There is a pretty strong family tree running through my releases. I generally find new bands through old bands that I’ve worked with; whether it is through their side projects or bands that they have played with and love and turn me onto. The main trunk of the weirdo oak that is PIAPTK is Golden Boots. They are one of my favorite, oldest and most prolific artists, and their circle of friends has been extremely fruitful (to carry the analogy one step further than necessary) for PIAPTK. They have great taste and they help me come across some really great bands doing amazing things in a vacuum.
I always trust the bands I work with to do what they want. Occasionally I’ve gotten some music that I wasn’t initially super stoked on, but it’s been rare, and a lot of time it has grown on me in a big way. I only work with bands that I really respect, and they have full creative control to submit whatever they want, and if they are completely behind the music, then I will be too. I don’t want to reshape people’s music into anything that’s not exactly what they intended it to be. I just want to collaborate with them to dress it up in weird clothing that complements it’s freakiness.

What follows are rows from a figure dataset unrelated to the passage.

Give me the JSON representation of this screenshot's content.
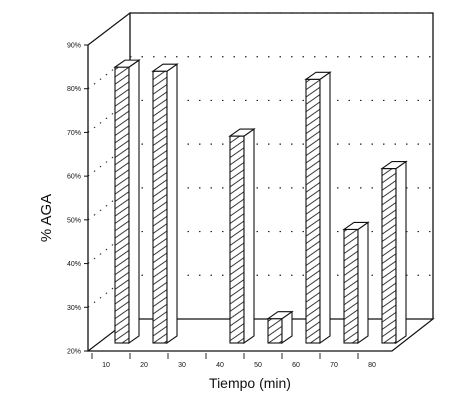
{
  "chart_data": {
    "type": "bar",
    "title": "",
    "xlabel": "Tiempo (min)",
    "ylabel": "% AGA",
    "x_tick_labels": [
      "10",
      "20",
      "30",
      "40",
      "50",
      "60",
      "70",
      "80"
    ],
    "y_tick_labels": [
      "20%",
      "30%",
      "40%",
      "50%",
      "60%",
      "70%",
      "80%",
      "90%"
    ],
    "ylim": [
      20,
      90
    ],
    "grid": "dotted horizontal on back wall",
    "style": "3D bars with diagonal hatching",
    "bars": [
      {
        "value": 88
      },
      {
        "value": 87
      },
      {
        "value": 71
      },
      {
        "value": 26
      },
      {
        "value": 85
      },
      {
        "value": 48
      },
      {
        "value": 63
      }
    ],
    "colors": {
      "ink": "#111111",
      "background": "#ffffff"
    }
  }
}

What keeps you motivated to keep the label alive?
I keep the label alive because I can't kill it. It's a total money drain. PIAPTK as a business owes me, as the sole investor, over $100,000 from the last ten years losses. I constantly tell myself "I'm done" and I mean it. But then, I see a new band I love, or make contact with an artist that I've always been influenced by and hear myself say "I have this label that does weird stuff, want to do something together?" I will probably always do it. It's a compulsion, an addiction. One of those things that you know is bad for you, but you can't stop yourself from doing. It's my main creative outlet and I haven't found anything that gives me the sense of satisfaction and accomplishment that I get when I unleash some weird new artifact from a band I love onto the world, whether anyone cares or not. Fuck 'em if they can't take a joke.
It's an expensive "hobby", but it beats golf.